Filminfo zu

Interstellar

Interstellar

Drama, Science-Fiction. GB, USA 2014. 169 Minuten.

Regie: Christopher Nolan
Mit: Matthew McConaughey, Jessica Chastain, Anne Hathaway, Michael Caine

Wurmlöcher gegen den Weltuntergang. Nach seiner Dark Knight-Trilogie und Inception will Christopher Nolan schon wieder die Filmwelt aus den Angeln heben! Gewaltige SciFi-Oper mit viel Philosophie, nie gesehenen Special Effects und erwartungsgemäß großer Besetzung: Matthew McConaughey, Anne Hathaway, Jessica Chastain und Michael Caine versuchen sich am Menschheitretten.

Filmstart: 7. November 2014

Die Ausgangslage ist wahrlich keine gute. Nach Jahrhunderten der rücksichtslosen Ausbeutung hat es der Homo Sapiens jetzt fast geschafft. Das Klima spielt völlig verrückt, das Ökosystem der Erde ist am Kippen, nur mehr ganz wenige Spezies haben den Raubbau bis jetzt überstanden - und werden es wohl auch nicht mehr lange machen. Die Menschen werden in Kürze schlicht verhungern, wenn sie nicht schnellstens irgendeine Lösung finden.

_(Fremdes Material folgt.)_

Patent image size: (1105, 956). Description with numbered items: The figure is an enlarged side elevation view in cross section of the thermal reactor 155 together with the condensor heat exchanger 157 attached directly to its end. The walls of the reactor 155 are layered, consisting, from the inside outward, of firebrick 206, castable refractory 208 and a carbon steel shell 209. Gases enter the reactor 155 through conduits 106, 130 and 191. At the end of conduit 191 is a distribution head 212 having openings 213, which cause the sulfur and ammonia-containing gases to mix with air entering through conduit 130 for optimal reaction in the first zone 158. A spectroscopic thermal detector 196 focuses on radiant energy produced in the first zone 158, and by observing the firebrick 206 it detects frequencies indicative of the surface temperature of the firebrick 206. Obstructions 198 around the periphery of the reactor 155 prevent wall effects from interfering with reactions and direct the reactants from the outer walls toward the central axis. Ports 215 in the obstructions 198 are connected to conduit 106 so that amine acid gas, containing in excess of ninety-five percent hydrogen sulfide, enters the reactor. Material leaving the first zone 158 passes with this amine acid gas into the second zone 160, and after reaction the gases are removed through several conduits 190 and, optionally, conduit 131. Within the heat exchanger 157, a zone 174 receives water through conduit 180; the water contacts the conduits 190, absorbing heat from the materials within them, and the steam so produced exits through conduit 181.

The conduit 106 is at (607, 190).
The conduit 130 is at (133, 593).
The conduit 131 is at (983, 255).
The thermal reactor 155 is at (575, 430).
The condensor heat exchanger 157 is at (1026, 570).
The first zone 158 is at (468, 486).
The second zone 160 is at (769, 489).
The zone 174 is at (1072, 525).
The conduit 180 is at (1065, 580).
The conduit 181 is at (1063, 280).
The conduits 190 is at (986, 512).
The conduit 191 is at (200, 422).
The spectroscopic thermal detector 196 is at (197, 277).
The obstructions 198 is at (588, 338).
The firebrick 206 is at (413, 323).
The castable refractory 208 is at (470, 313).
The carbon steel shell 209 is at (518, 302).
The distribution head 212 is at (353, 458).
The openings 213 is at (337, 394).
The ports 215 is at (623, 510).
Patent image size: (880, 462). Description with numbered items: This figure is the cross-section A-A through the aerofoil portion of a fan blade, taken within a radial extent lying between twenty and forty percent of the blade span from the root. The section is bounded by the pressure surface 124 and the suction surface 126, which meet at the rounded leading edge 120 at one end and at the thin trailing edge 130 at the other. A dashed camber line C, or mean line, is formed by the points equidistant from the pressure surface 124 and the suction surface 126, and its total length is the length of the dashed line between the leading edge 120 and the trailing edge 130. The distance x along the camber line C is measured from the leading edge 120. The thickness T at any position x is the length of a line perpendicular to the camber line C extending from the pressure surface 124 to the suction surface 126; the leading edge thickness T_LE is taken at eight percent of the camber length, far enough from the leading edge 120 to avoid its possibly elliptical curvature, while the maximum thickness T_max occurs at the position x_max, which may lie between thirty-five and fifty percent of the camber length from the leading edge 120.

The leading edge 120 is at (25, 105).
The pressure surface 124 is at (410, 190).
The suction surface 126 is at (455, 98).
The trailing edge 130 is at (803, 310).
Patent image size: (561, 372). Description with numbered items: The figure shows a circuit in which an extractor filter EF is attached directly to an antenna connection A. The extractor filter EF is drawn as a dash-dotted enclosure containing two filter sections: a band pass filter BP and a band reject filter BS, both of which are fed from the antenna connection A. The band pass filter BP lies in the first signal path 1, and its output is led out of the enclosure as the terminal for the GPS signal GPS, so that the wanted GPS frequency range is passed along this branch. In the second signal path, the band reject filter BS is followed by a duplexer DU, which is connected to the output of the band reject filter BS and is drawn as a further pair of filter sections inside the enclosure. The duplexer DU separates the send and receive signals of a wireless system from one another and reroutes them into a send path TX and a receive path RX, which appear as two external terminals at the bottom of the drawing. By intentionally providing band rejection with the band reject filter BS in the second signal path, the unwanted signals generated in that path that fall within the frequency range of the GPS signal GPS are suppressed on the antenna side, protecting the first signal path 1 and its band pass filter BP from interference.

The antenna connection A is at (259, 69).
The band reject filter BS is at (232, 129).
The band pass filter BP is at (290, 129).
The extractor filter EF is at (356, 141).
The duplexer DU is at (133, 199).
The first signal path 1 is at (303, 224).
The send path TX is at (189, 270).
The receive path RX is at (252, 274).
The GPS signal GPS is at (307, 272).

Planeten-Plan. Die gewagte Idee: ein Ausweg ins All. Mittels neuester Technologien soll eine Abordnung von der Erde weit in den Weltraum vorstoßen, um einen für Menschen bewohnbaren Planeten zu finden. Für die Mission sucht man die fähigsten Leute aus: So wie die geniale Jungwissenschaftlerin Amelia Brand (Anne Hathaway) und den universalbegabten Techniker Cooper (Matthew McConaughey). Der alleinerziehende Vater zweier Kinder kann zwar einen Job wirklich gut brauchen, denn in einer Welt, in der es kaum mehr Technik gibt, benötigt man auch seine Talente nicht mehr. Aber - wenn er nun losfliegt, dann gibt es keine Garantie, dass er jemals wieder zurückkommt, geschweige denn wann. Ist es wirklich Wert, zu versuchen, die ganze Menschheit zu retten, wenn man dafür die Menschen, die einem am wichtigsten sind, zurücklassen muss?

Reise ins Ungewisse. Viele Player im Filmbiz genießen es, so viel wie möglich von sich selbst und ihren Ergüssen zeitnah an so viele Menschen wie möglich preiszugeben. Christopher Nolan ist keiner von ihnen: Schon bei seinem ersten internationalen Erfolg, der Tattoo-Extravaganza Memento (2000) gab sich der heute 44-jährige Brite geheimnisvoll. Eigentlich aber eh klar: Wer derart viel Subtext, Kontext, Message und Bedeutung in seine Filme reinpackt, der mag das dann nicht mehr groß erklären. Schon gar nicht im Voraus.

Weltenmeister. So ist auch im Vorfeld zum Start seines neuesten potenziellen Geniestreichs, der auf den wissenschaftlichen Erkenntnissen des Astrophysikers Kip Thorne (Hinweis: Der Mann ist Spezialist für Paralleluniversen und Wurmloch-Theorien) beruht, der Informationsfluss ungefähr so rauschend wie die Wien im Hochsommer. Die Gerüchteküche hingegen erlebt wiedermal ein All Time High - und das nicht ohne Grund. So stieß die Internet-Community etwa via Twitter auf eine potenzielle Sensation: Ein gewisser Paul J. Franklin postete Fotos von einem Learjet, auf dessen Nase eine IMAX-Kamera montiert war. Von den unglaublichen Aufnahmen, die so entstehen könnten, kann man nur träumen - um so mehr, wenn man weiß, dass Franklin niemand anderer als der Special-Effects-Obermacker am Interstellar-Set war. Ebenfalls online heiß gehandelt wird ein erster Drehbuch-Entwurf von Christopher Nolans Bruder und Kollaborateur Jonathan, in dem chinesische Astrophysiker sowie kybernetische Wesen eine wesentliche Rolle spielen (ja, SKIP hats gelesen und nein, ihr müsst es selber finden ;)) - wie ernst allerdings das bereits 2008 gepostete Dokument zu nehmen ist, bleibt vorerst dahingestellt.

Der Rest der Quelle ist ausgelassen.